We’re assuming that the coin can’t land on its corner and just stand straight up. Now, let’s do another very typical example when you first learn probability. I know this isn’t the kind of experiment that you’re used to.

Well, there’s only two possibilities. You know, you normally think an experiment is doing something in chemistry or physics or all the rest. Getting a 2 and a 3 are mutually exclusive events. Video transcript What I want to do in this video is give you at least a basic overview of probability. So now there are two possibilities that meet my constraints, my conditions.

## Intro to theoretical probability

And of course, you have, you know, the different sides of the die. And the other side, ansswers course, is the tails. Statistical significance of experiment. If you take or quarters or pennies, stick them in a big box, shake the homwwork so you’re kind of simultaneously flipping all of the coins, and then count how many of those are going to be heads.

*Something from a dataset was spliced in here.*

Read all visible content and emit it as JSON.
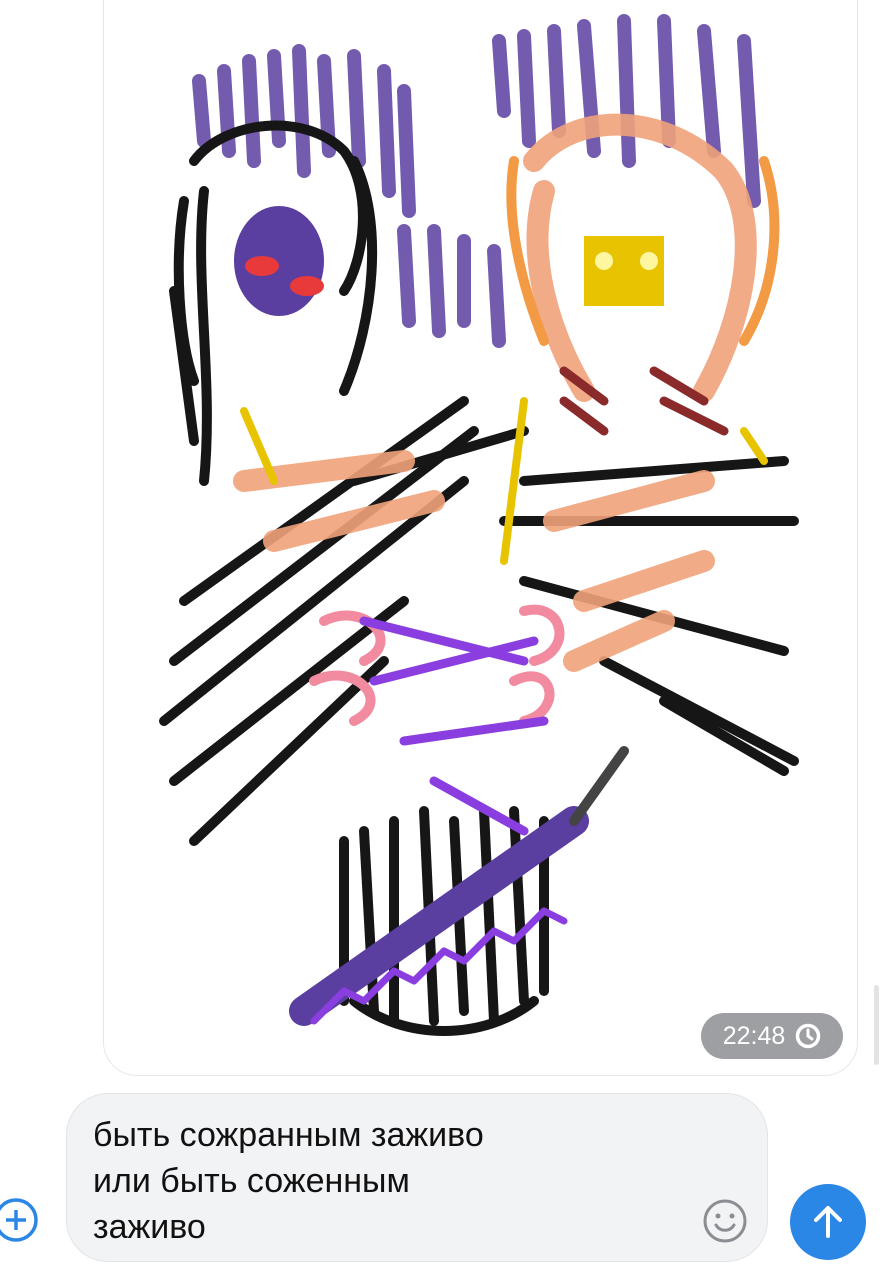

So you can maybe view it as the sides are equal, their weight is the same on either side. Well, what are the number of equally likely possibilities? You can flip a coin.

# Theoretical probability | Statistics and Probability (video) | Khan Academy

cahpter Well, I have six equally likely possibilities. And what’s the number of possibilities that meet my conditions? The other side right over there is tails.

When you roll this, you could get a 1, a 2, a 3, a 4, a 5, or a 6. What percentage of those would give me heads? So how many equally likely possibilities.

We don’t know whether it’s heads or tails, but we can start to describe the chances of it being heads or tails.

Intro to theoretical probability. There are now two possibilities that meet my conditions.